11.2.1 Using the built-in mean_se() function
ggplot(mpg, aes(x = manufacturer, y = cty)) +
geom_bar(stat = "summary", fun = "mean") +
geom_errorbar(stat = "summary", fun.data = "mean_se")
This is the fastest way, but perhaps not the most intuitive one. Indeed, one requirement is that you know about the existence of the mean_se
function.
This function can be used easily to get a 95%-confidence interval (a 95% CI is ± 1.96 * standard error). The mean_se()

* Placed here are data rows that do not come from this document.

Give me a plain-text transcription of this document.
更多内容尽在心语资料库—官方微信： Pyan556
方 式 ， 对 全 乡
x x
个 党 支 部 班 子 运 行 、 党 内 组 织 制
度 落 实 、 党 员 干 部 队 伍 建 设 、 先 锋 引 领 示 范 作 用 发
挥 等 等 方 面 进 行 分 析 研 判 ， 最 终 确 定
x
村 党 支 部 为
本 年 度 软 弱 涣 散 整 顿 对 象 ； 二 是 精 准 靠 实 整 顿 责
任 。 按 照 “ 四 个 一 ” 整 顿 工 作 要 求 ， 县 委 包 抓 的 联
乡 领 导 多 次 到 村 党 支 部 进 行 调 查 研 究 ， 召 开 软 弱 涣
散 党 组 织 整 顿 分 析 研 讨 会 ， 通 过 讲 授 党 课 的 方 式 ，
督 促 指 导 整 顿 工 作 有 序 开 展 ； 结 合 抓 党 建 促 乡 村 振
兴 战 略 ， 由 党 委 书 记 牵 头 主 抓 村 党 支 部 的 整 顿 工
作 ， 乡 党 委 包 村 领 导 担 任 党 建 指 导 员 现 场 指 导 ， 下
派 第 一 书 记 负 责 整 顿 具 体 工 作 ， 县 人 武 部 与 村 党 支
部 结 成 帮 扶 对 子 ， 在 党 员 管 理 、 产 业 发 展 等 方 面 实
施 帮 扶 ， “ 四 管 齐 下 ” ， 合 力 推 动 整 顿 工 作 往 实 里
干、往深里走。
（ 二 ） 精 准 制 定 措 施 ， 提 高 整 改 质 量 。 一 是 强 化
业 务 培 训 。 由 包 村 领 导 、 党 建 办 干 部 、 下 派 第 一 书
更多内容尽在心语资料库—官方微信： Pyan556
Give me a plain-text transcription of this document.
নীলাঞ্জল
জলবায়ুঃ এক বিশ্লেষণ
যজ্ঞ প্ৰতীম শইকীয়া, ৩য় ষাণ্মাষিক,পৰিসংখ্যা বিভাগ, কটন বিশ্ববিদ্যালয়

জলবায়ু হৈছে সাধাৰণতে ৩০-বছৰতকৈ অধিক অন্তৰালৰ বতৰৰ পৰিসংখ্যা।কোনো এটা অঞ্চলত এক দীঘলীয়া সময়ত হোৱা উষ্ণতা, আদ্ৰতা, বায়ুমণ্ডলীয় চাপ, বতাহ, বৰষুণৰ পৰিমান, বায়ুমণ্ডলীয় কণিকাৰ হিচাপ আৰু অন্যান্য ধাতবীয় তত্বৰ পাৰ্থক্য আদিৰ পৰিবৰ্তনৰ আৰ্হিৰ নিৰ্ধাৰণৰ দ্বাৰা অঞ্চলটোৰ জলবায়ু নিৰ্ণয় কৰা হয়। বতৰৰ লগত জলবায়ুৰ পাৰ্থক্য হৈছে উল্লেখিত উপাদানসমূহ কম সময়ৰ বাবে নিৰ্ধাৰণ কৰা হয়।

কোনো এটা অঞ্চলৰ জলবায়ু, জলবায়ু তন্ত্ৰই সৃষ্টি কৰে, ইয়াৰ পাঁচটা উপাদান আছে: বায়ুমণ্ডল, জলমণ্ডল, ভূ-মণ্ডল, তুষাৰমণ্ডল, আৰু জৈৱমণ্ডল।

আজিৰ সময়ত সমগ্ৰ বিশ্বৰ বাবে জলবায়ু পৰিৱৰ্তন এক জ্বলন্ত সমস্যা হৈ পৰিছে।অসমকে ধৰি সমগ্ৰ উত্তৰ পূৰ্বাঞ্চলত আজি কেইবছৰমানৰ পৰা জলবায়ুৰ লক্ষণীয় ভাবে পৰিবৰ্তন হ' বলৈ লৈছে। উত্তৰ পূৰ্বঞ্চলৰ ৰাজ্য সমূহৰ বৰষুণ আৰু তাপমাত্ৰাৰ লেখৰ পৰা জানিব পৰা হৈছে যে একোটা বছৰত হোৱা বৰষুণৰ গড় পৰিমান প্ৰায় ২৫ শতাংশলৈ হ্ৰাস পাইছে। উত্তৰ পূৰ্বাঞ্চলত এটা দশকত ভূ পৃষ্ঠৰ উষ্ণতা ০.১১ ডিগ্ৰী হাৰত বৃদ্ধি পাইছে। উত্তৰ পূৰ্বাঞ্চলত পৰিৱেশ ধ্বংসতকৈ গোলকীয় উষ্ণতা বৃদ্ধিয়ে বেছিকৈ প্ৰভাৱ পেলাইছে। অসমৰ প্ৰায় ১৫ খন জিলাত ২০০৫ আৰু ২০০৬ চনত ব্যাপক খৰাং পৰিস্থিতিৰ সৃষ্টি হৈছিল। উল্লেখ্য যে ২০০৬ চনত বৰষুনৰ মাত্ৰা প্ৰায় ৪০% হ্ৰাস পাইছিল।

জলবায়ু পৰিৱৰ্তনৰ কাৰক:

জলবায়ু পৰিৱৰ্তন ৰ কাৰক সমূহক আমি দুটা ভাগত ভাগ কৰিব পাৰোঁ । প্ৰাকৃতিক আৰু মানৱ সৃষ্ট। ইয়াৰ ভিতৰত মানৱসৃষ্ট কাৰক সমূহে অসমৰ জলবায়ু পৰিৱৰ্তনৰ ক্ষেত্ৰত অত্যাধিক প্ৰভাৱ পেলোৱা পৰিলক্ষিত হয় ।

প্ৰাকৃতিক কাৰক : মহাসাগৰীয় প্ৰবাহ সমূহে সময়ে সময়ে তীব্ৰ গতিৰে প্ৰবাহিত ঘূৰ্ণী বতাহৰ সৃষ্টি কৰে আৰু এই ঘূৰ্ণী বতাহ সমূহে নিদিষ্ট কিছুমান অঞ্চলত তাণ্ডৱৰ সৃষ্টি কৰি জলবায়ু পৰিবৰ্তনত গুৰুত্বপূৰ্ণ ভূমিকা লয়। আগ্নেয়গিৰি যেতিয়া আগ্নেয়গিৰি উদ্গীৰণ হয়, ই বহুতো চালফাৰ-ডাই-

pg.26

can also be give a multiplier (of the se, which by default is 1). Let’s change the multiplier to 1.96:
ggplot(mpg, aes(x = manufacturer, y = cty)) +
geom_bar(stat = "summary", fun = "mean") +
geom_errorbar(stat = "summary", fun.data = "mean_se", fun.args = list(mult = 1.96))
To find more information on the mean_se()
function, see: http://ggplot2.tidyverse.org/reference/mean_se.html
11.3 Point-error plots
All these methods can also be used for the (common) point-error plot:
ggplot(mpg, aes(x = manufacturer, y = cty)) +
geom_point(stat = "summary", fun = "mean") +
geom_errorbar(stat = "summary", fun.data = "mean_se",
fun.args = list(mult = 1.96))
Also this plot might benefit from reordering the x-axis on the basis of the mean. I’ll also change the width of the errorbar:
ggplot(mpg, aes(x = reorder(manufacturer, cty, FUN = mean), y = cty)) +
geom_point(stat = "summary", fun = "mean") +
geom_errorbar(stat = "summary", fun.data = "mean_se",
fun.args = list(mult = 1.96), width = 0)
Create a bar-error-plot in which we compare the fuel efficiency (cty) across front-, rear-, and 4-wheel drives (measured in variable ‘drv’). Make the colours of the bars and the errorbars different (and you can pick any colours you’d like).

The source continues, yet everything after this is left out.